La DIA est donc synonyme d’un accès libre et gratuit de certains biens et services dont la propriété et la gestion sont collectives comme le droit que nous partageons sur leurs usages. En fait, la DIA permettrait que chacun jouisse d’une part minimum (mais suffisante) des richesses collectives.

La DIA n’est donc pas un revenu numéraire en €, équivalent gonflé de l’actuel RMI ou RSA à hauteur de 1 200 €. Elle bouscule l’imaginaire croissanciste et se recentre sur les besoins fondamentaux et essentiels pour permettre un épanouissement individuel et collectif fondé sur d’autres valeurs que celles portées par le capitalisme.

Le financement de la DIA, un faux problème

Le financement de la DIA est fréquemment évoqué pour signifier son impossibilité et classer cette mesure dans le champ du rêve. Or, la réalité est tout autre. Plusieurs études2 ont démontré que la mise en place de la DIA était réalisable. C’est un choix politique et sociétal à assumer ; et surtout un changement de paradigme à imaginer. Ce choix de société, pour s’imposer, ne passera pas que par les urnes mais bien par la société qui, en grande majorité, sera prête dans son imaginaire à changer de vie, à ne plus travailler pour consommer mais être autonome pour vivre et vivre ensemble.

Bien des réfractaires à la DIA puisent dans l’argument comptable pour le condamner avant même d’envisager une réflexion plus large sur son sens et son ambition. Cet argument sonne vide et respire la tromperie tant, par le passé, notre société a relever des défis encore plus compliqués et financièrement aussi coûteux. Nous avons qu’à nous remémorer l’ambition du Conseil National de la Résistance et les mesures prises après la deuxième guerre mondiale. Plus proche de nous, le sauvetage des banques (et du système financier) a montré que l’Etat disposait de ressources mobilisable rapidement. L’argument comptable est donc fallacieux. La DIA est un défi sociétal et un choix qui peut s’imposer si nous souhaitons réellement sortir du capitalisme. Il suffit d’avoir l’audace et du courage politique.

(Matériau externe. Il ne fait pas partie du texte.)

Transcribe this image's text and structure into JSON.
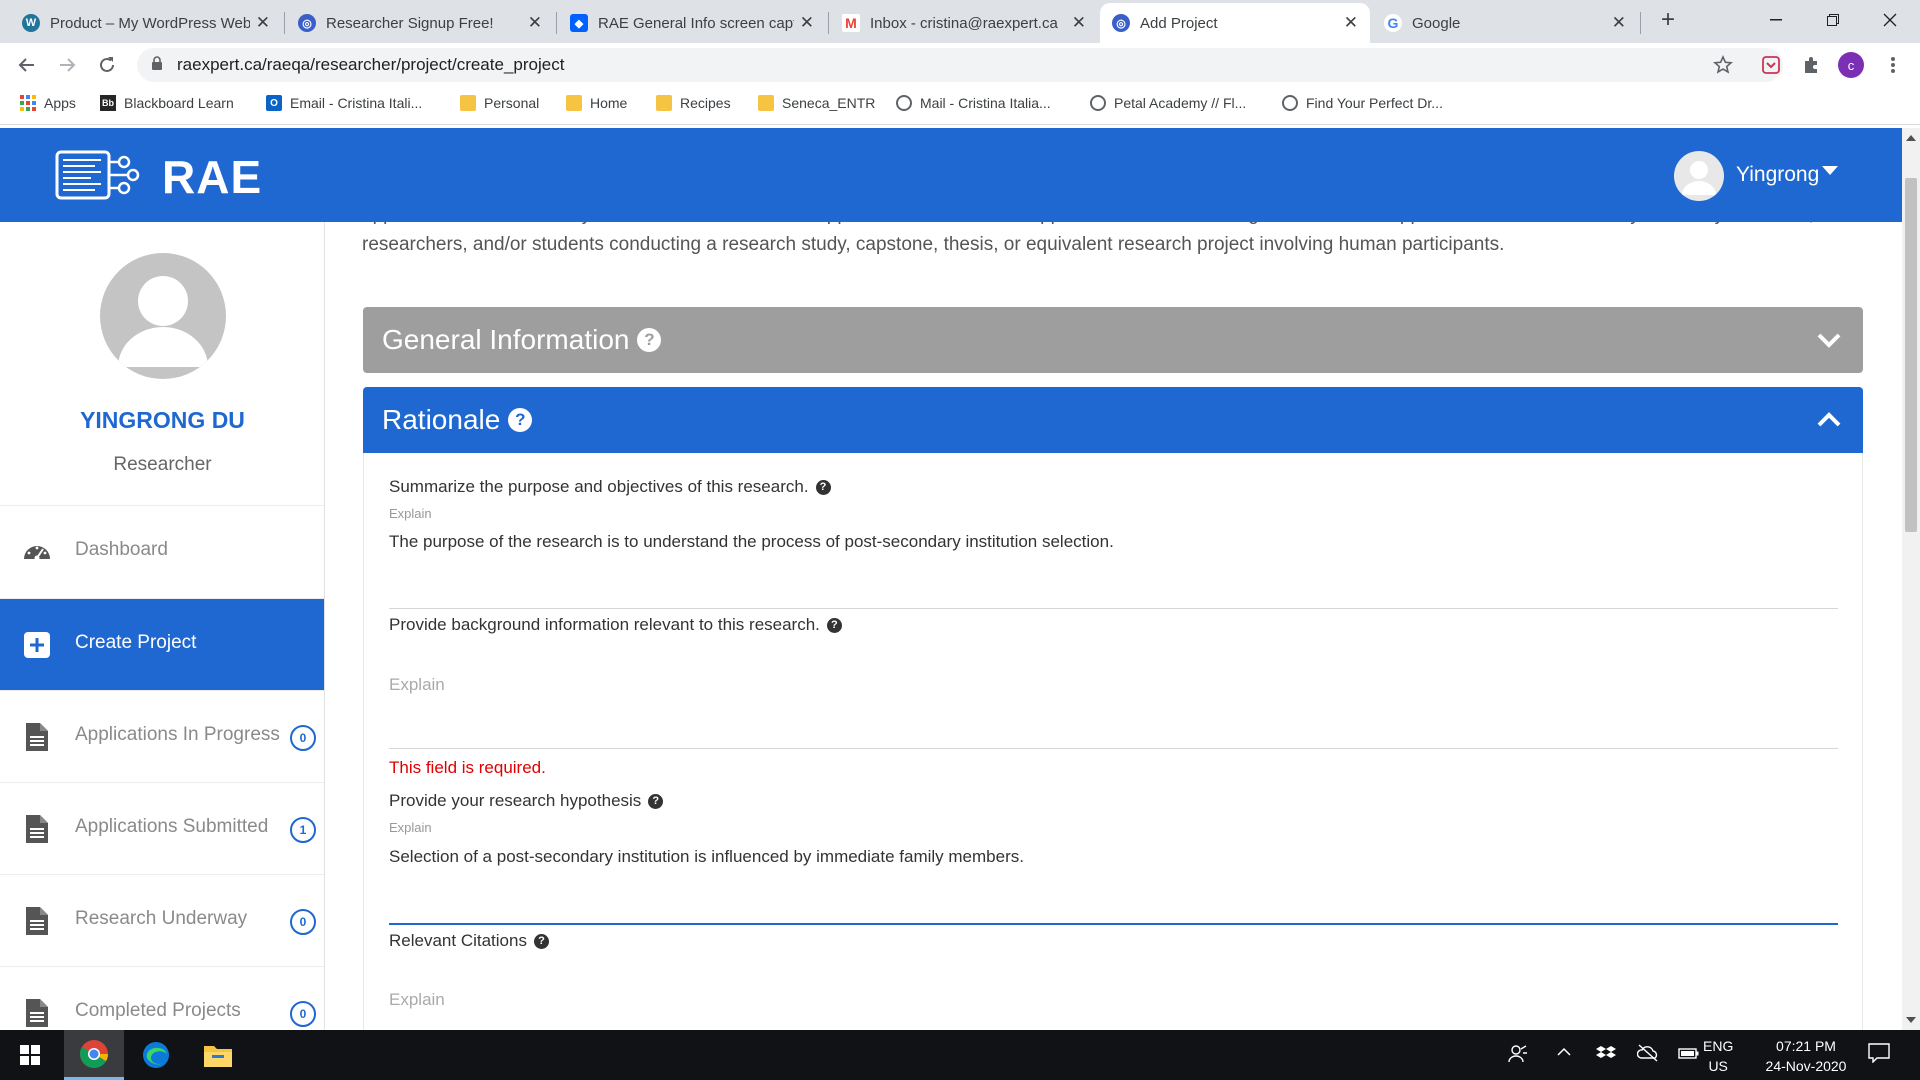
{
  "browser": {
    "tabs": [
      {
        "title": "Product – My WordPress Website",
        "icon": "wordpress-icon",
        "color": "#21759b"
      },
      {
        "title": "Researcher Signup Free!",
        "icon": "globe-icon",
        "color": "#3b5fc8"
      },
      {
        "title": "RAE General Info screen capture",
        "icon": "dropbox-icon",
        "color": "#0061fe"
      },
      {
        "title": "Inbox - cristina@raexpert.ca",
        "icon": "gmail-icon",
        "color": "#ea4335"
      },
      {
        "title": "Add Project",
        "icon": "globe-icon",
        "color": "#3b5fc8"
      },
      {
        "title": "Google",
        "icon": "google-icon",
        "color": "#4285f4"
      }
    ],
    "new_tab_label": "+",
    "url": "raexpert.ca/raeqa/researcher/project/create_project",
    "profile_initial": "c",
    "profile_color": "#7b2fb5",
    "bookmarks": [
      {
        "label": "Apps",
        "icon": "apps-grid-icon"
      },
      {
        "label": "Blackboard Learn",
        "icon": "blackboard-icon"
      },
      {
        "label": "Email - Cristina Itali...",
        "icon": "outlook-icon"
      },
      {
        "label": "Personal",
        "icon": "folder-icon"
      },
      {
        "label": "Home",
        "icon": "folder-icon"
      },
      {
        "label": "Recipes",
        "icon": "folder-icon"
      },
      {
        "label": "Seneca_ENTR",
        "icon": "folder-icon"
      },
      {
        "label": "Mail - Cristina Italia...",
        "icon": "globe-icon"
      },
      {
        "label": "Petal Academy // Fl...",
        "icon": "globe-icon"
      },
      {
        "label": "Find Your Perfect Dr...",
        "icon": "globe-icon"
      }
    ]
  },
  "app": {
    "brand": "RAE",
    "brand_color": "#1f68d1",
    "user_menu_name": "Yingrong"
  },
  "sidebar": {
    "profile_name": "YINGRONG DU",
    "profile_role": "Researcher",
    "items": [
      {
        "label": "Dashboard",
        "icon": "dashboard-icon",
        "badge": null,
        "active": false
      },
      {
        "label": "Create Project",
        "icon": "plus-square-icon",
        "badge": null,
        "active": true
      },
      {
        "label": "Applications In Progress",
        "icon": "document-icon",
        "badge": "0",
        "active": false
      },
      {
        "label": "Applications Submitted",
        "icon": "document-icon",
        "badge": "1",
        "active": false
      },
      {
        "label": "Research Underway",
        "icon": "document-icon",
        "badge": "0",
        "active": false
      },
      {
        "label": "Completed Projects",
        "icon": "document-icon",
        "badge": "0",
        "active": false
      }
    ]
  },
  "main": {
    "intro_text": "application is to be used by both internal and external applicants to obtain REB approval before conducting research. This application should be used by all faculty members, researchers, and/or students conducting a research study, capstone, thesis, or equivalent research project involving human participants.",
    "sections": [
      {
        "title": "General Information",
        "expanded": false,
        "color": "#9e9e9e"
      },
      {
        "title": "Rationale",
        "expanded": true,
        "color": "#1f68d1"
      }
    ],
    "questions": [
      {
        "label": "Summarize the purpose and objectives of this research.",
        "small_label": "Explain",
        "value": "The purpose of the research is to understand the process of post-secondary institution selection.",
        "placeholder": "",
        "error": ""
      },
      {
        "label": "Provide background information relevant to this research.",
        "small_label": "",
        "value": "",
        "placeholder": "Explain",
        "error": "This field is required."
      },
      {
        "label": "Provide your research hypothesis",
        "small_label": "Explain",
        "value": "Selection of a post-secondary institution is influenced by immediate family members.",
        "placeholder": "",
        "error": ""
      },
      {
        "label": "Relevant Citations",
        "small_label": "",
        "value": "",
        "placeholder": "Explain",
        "error": ""
      }
    ],
    "error_color": "#e00000"
  },
  "taskbar": {
    "language_line1": "ENG",
    "language_line2": "US",
    "time": "07:21 PM",
    "date": "24-Nov-2020"
  }
}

La DIA sous-entend de repenser notre système de redistribution et de solidarité en supprimant les prestations et allocations sociales, devenues obsolètes tout comme les politiques agressives pour l’emploi ou pour lutter contre le chômage. Elle nécessitera une profonde réforme fiscale avec, par exemple, la réhabilitation de l’impôt progressif sur le revenu afin de taxer à 100 % au-dessus d’un certain niveau à définir qui serait le Revenu Maximum Autorisé (RMA) ou l’instauration d’une réelle taxe à la Consommation visant à pénaliser les productions non locales ou non respectueuses de l’environnement. Certaines prestations disparaîtront car elles seront mobilisés pour assurer la pérennité du DIA. Ces prestations seront incluent dans la DIA.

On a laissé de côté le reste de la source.